ROGER, Barthelemy (1767-1841, engraver); LESUEUR, Charles Alexandre (1778-1846 , artist)
Terre de Diémen. Armes et ornemens
[Paris : Arthus Bertrand, Libraire-Éditeur, 1824]. Copperplate stipple engraving with original hand colouring, 315 x 244 mm (plate mark), 365 x 280 mm (sheet), titled in the image lower centre, number 9 printed upper right. Small brown stain in centre of image, light soiling, short tears to the lower margin.
Source : Voyage de découvertes aux terres Australes. Exécuté par ordre de sa Majesté l’Empereur et Roi, sur les corvettes le Géographe, le Naturaliste, et la goélette le Casuarina, pendant les années 1800, 1801, 1802, 1803 et 1804.
A fine and striking portrait of indigenous weaponry and adornments from Tasmania, sourced from the second edition of the atlas of the Baudin expedition, published in 1824.
Baudin’s two ships, the Géographe and the Naturaliste, left Le Havre on 19 October 1800. Having sailed for New Holland from Mauritius early in 1801, the expedition sighted Cape Leeuwin on the southwest coast of Australia on 27 May 1801. After exploring Rottnest Island and the Swan River the two ships became separated, but both continued north along the coast independently, eventually arriving in Timor in August and September.
In November 1801 the Géographe and the Naturaliste sailed south once more for Cape Leeuwin, and from there Baudin headed to Tasmania and charted much of the east coast of the island.
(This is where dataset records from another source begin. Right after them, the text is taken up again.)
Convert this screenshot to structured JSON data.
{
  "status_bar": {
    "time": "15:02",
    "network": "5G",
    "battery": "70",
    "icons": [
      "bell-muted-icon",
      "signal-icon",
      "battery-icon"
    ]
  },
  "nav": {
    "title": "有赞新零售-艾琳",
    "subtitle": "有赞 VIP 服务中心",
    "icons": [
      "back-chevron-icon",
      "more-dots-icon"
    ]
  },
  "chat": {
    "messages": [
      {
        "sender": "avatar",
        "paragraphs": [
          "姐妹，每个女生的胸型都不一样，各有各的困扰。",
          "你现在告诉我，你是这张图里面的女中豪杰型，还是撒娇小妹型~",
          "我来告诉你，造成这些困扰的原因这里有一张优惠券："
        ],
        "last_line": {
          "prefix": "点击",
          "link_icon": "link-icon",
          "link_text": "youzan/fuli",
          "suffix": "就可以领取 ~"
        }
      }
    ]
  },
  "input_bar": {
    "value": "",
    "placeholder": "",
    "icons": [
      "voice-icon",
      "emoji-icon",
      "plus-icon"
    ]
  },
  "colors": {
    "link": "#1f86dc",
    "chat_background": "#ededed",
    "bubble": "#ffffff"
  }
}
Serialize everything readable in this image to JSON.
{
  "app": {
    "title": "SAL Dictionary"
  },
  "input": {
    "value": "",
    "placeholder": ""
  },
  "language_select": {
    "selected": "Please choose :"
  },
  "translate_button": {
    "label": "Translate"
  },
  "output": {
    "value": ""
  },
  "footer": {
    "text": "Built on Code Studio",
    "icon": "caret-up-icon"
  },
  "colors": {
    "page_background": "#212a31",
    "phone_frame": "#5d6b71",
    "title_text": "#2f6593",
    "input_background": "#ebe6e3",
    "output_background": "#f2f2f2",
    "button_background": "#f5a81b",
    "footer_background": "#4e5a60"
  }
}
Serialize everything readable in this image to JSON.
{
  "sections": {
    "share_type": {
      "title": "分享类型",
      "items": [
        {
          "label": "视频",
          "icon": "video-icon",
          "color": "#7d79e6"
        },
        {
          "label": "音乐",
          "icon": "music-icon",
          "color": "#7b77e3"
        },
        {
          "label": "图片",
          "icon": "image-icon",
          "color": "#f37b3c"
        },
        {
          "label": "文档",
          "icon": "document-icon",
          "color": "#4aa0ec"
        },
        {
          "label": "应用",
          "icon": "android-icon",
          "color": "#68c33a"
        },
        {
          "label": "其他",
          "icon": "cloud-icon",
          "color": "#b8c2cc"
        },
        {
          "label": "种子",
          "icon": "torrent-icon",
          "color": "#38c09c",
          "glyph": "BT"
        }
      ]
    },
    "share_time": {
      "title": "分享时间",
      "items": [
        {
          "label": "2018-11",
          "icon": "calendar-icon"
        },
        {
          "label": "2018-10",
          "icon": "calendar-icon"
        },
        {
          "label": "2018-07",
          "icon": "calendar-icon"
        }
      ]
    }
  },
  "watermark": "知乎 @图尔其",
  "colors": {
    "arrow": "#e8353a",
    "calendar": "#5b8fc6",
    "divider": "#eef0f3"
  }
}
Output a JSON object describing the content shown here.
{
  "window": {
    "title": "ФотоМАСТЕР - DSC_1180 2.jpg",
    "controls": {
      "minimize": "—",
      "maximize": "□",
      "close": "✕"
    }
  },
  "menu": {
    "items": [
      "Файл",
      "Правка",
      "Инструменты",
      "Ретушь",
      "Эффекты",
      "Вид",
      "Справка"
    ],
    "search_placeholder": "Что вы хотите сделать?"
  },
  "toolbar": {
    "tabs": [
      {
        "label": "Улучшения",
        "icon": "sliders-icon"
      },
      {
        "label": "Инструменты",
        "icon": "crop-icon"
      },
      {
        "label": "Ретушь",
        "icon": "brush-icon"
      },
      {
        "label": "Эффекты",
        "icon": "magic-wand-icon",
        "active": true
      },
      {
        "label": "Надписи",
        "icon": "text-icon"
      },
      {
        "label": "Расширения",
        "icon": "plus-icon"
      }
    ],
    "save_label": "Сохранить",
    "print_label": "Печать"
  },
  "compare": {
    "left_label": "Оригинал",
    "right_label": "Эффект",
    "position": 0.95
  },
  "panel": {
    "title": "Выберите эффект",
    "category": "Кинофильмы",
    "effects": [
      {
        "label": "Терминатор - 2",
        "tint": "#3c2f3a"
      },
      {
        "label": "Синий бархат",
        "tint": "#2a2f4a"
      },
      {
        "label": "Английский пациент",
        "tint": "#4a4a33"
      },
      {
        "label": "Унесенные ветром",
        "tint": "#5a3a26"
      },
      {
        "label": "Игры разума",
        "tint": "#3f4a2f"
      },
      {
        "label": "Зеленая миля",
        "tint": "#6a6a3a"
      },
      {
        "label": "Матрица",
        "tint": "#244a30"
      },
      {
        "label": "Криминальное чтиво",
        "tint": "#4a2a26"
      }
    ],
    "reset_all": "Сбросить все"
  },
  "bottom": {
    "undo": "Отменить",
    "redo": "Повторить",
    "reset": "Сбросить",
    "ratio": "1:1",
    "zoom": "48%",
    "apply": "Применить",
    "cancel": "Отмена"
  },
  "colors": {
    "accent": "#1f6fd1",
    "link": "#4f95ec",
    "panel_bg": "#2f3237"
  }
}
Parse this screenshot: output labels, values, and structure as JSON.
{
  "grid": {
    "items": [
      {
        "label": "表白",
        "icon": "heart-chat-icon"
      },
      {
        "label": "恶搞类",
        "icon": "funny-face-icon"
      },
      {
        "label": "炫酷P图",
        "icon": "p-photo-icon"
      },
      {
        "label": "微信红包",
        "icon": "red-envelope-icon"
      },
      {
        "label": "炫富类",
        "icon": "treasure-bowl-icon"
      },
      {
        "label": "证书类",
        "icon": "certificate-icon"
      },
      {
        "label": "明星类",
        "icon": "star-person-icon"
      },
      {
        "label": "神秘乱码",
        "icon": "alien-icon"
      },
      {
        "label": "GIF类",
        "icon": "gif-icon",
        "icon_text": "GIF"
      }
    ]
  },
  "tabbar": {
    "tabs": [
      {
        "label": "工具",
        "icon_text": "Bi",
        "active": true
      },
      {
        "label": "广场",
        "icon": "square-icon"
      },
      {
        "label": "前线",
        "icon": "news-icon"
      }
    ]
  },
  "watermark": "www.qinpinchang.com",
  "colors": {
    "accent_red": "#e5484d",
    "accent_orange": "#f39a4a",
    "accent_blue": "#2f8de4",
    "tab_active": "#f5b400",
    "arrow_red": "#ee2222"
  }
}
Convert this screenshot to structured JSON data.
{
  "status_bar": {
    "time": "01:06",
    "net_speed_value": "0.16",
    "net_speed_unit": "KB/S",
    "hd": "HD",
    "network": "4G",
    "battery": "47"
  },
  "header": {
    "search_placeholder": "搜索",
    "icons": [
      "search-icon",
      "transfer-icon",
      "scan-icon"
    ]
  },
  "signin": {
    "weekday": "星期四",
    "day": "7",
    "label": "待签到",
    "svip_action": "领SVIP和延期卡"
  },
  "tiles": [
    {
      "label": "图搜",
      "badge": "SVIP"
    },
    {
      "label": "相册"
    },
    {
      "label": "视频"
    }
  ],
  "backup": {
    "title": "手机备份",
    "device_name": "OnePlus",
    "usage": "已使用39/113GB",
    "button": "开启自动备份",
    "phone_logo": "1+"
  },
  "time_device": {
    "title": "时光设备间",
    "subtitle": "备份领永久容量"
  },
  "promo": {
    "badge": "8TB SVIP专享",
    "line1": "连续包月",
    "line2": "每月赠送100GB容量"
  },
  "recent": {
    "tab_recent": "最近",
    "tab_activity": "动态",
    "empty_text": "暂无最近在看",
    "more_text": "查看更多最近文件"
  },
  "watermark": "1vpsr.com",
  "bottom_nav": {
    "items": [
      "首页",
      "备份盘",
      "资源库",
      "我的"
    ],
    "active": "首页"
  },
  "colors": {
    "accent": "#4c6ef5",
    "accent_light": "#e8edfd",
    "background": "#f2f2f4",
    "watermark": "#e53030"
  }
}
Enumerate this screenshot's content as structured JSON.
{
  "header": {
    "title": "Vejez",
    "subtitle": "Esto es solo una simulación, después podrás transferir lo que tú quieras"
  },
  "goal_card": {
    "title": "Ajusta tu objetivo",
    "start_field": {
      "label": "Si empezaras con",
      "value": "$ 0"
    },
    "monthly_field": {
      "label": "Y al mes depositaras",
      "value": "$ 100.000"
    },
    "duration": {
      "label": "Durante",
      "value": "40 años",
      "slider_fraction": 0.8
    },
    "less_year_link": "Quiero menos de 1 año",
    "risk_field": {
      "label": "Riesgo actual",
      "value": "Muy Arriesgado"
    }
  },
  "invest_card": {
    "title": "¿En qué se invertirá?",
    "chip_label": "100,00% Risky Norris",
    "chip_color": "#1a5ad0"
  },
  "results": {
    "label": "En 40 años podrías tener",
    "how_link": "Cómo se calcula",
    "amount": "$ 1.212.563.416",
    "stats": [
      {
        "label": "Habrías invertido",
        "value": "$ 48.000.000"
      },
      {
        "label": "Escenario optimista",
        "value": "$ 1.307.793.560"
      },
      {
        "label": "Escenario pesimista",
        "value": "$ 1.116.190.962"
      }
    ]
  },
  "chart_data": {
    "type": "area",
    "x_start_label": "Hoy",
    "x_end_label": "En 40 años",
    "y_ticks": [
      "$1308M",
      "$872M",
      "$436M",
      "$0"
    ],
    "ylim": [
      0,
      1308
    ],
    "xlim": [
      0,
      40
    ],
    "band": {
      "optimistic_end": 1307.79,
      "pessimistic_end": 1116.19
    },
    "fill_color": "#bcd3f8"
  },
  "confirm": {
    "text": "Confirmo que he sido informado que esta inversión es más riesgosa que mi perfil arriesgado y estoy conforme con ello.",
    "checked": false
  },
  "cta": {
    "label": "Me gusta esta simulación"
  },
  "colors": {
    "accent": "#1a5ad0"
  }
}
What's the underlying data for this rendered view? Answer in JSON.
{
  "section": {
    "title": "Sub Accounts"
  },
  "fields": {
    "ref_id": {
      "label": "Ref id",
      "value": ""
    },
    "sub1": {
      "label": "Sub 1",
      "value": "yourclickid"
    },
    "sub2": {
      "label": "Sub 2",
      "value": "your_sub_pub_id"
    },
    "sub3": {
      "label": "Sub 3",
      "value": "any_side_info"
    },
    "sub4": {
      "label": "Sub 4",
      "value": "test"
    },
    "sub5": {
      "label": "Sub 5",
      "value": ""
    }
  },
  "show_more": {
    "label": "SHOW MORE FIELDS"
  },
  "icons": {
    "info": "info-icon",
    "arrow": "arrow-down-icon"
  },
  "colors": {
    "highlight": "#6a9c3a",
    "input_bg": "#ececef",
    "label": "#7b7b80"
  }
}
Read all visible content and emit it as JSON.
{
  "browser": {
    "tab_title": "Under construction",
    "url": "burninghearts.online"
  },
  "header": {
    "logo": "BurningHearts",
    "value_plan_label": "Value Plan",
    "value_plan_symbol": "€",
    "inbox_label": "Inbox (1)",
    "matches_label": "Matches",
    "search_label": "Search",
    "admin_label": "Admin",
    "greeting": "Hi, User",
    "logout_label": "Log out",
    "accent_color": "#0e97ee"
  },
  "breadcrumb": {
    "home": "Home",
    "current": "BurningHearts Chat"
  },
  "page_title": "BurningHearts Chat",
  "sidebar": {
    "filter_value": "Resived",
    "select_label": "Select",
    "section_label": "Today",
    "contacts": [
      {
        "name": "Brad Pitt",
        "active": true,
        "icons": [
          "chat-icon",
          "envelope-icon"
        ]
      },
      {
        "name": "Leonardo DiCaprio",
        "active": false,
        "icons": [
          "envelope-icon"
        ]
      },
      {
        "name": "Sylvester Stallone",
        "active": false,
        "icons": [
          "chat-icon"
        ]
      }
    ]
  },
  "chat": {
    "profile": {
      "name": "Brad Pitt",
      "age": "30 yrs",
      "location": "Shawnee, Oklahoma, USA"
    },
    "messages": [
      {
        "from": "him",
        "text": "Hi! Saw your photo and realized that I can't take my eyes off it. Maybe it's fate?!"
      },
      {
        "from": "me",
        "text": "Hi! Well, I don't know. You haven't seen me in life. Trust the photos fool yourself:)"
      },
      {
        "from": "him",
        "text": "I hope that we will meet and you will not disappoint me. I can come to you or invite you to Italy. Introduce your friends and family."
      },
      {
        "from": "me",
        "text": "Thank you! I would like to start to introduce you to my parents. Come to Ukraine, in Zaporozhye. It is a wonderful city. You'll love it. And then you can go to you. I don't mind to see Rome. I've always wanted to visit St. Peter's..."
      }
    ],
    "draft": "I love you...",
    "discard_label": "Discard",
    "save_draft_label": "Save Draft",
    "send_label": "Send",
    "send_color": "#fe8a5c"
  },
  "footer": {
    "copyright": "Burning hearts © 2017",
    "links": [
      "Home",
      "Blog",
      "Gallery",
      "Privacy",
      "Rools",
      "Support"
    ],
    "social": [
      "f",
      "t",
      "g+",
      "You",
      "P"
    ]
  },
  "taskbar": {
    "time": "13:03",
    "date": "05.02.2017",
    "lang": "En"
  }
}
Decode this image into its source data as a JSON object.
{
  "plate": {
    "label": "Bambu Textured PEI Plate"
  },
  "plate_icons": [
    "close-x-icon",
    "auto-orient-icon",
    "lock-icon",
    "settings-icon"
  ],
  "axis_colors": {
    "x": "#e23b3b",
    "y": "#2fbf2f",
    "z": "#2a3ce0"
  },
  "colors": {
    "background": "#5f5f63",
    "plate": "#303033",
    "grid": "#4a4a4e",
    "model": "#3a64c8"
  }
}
The Naturaliste, under Hamelin, then crossed Bass Strait and surveyed Western Port, before continuing north to Port Jackson. Baudin’s ship, the Géographe, proceeded to chart the part of the southern coastline of the Australian continent known as Terre Napoleon, famously meeting Matthew Flinders at Encounter Bay in April 1802. Baudin then returned to Port Jackson by way of the southern coast of Tasmania.
From Sydney, Hamelin returned to France with the Naturaliste, while Baudin, in the Géographe, in company with a newly acquired small vessel, the Casuarina, under the command of Louis de Freycinet, continued the expedition’s hydrographic work. Baudin and Freycinet surveyed and charted King Island, Kangaroo Island, the Gulf of St. Vincent, and King George’s Sound, before travelling north along the Western Australian coast and eventually arriving at Timor early in May 1803. After again visiting the northwest coast of Australia they commenced the homeward voyage for France. Baudin, however, died en route at Mauritius, and the expedition, under the command of Milius, finally arrived at Le Havre in the Géographe in late March 1804.